The major problem encountered by these practitioners was technological. Their server couldn't support all the various IBM clones students were using and sustaining access through modems was difficult (Milter and Stinson 1995:5). I would expect that for my students I would have even greater problems in this direction. Despite the rhetoric used by computer pushers, I'm sorry developers, at the launch of various initiatives lately in this University, my experience is NOT that all students have a computer, or having one, know how to use it as more than a typewriter. If flexibility is really about advantaging students (and not, as the more cynical suggest, getting more enrolments for fewer physical seats), this must be addressed realistically. It will not strike the mature age self-employed student as particularly flexible to be told that they are welcome to enrol in our courses as long as they have X brand hardware fitted with Y brand software and are prepared to spend $Z on technical support and regular upgrades. However, PBL course could be run in such a way as to offer students a choice between this kind of electronic group work for those who had the equipment and interest, and actual attendance with other students at pre-ordained times. With both these sets of arrangements offered, PBL could clearly be thought of as flexible delivery - and a very good example of it too.
References
Albanese M.A. and S. Mitchell'
Problem-based learning: a review of literature on its outcomes and implementation issues. Academic Medicine 68:52-81.

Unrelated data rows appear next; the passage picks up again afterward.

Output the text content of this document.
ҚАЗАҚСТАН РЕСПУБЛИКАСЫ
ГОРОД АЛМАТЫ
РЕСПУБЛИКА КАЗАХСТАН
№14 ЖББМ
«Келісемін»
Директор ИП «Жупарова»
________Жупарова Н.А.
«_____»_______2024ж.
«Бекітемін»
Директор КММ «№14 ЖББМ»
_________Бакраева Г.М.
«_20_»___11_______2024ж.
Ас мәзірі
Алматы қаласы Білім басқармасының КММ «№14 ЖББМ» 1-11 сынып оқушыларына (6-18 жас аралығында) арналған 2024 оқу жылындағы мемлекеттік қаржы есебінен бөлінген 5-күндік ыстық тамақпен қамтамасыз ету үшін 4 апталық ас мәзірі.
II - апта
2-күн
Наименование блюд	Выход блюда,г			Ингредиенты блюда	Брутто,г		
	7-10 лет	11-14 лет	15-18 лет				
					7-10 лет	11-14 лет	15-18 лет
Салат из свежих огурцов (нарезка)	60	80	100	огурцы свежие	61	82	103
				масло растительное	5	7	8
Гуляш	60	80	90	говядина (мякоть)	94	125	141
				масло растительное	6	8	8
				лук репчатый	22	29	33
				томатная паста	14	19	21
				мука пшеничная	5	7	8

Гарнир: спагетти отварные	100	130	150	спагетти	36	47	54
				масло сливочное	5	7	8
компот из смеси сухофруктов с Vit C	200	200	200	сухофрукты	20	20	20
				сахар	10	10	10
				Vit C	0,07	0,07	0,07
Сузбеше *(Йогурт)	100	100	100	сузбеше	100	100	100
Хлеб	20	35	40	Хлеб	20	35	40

Lotus Development Corporation, White Paper- Distributed learning: approaches,
technologies and solutions.
Milter, R.G. and J.E. Stinson Using Lotus Notes to facilitate action
learning, a paper presented at the 6th Annual Business/Economics Teaching
Conference, Chicago, Nov10,1995.
Moust, J and H.G. Schmidt,
Facilitating small-group learning: a comparison of student and staff tutors' behaviour. Instructional Science 22:287-301.
Schmidt, H., A. Arend, I. Kokx and L. Boon,
Peer versus staff tutoring in problem-based learning. Instructional Science 22:279-285.
Silver, M.D. and L. Wilkerson,
Effects of tutors with subject expertise on the problem-based tutorial process. Academic Medicine 66:298-300.
Figure 1
It is late one Sunday night and the Bridge family are returning to the town of Murriville from a visit to their outstation, Rivermouth, a hundred kilometres away. They had not planned to come back yet and don't like travelling over the rough track in the dark, but Katie Rivermouth is in labour in the back of the truck. Only twenty kilometres from camp they have to pull over because the baby is coming. Katie is helped out of the truck by a cousin, a sister and two aunties, who spread blankets for her under a tree overhanging a dry creek bed. Katie's husband Mick Waapur and Joe Bridge, the driver of the truck, go far enough away that they can't see or hear what's happening. Joe is Katie's mukka and husband to her Aunty Elsie Rivermouth. He grumbles "That's great. Thanks very much Katie!" Katie is by now crying out loudly "Oh piinya Elsie, oh Mum Nancy, help me." The older women calm her down and settle her with her back to the tree. In under an hour a little boy is born and the family are jubilant.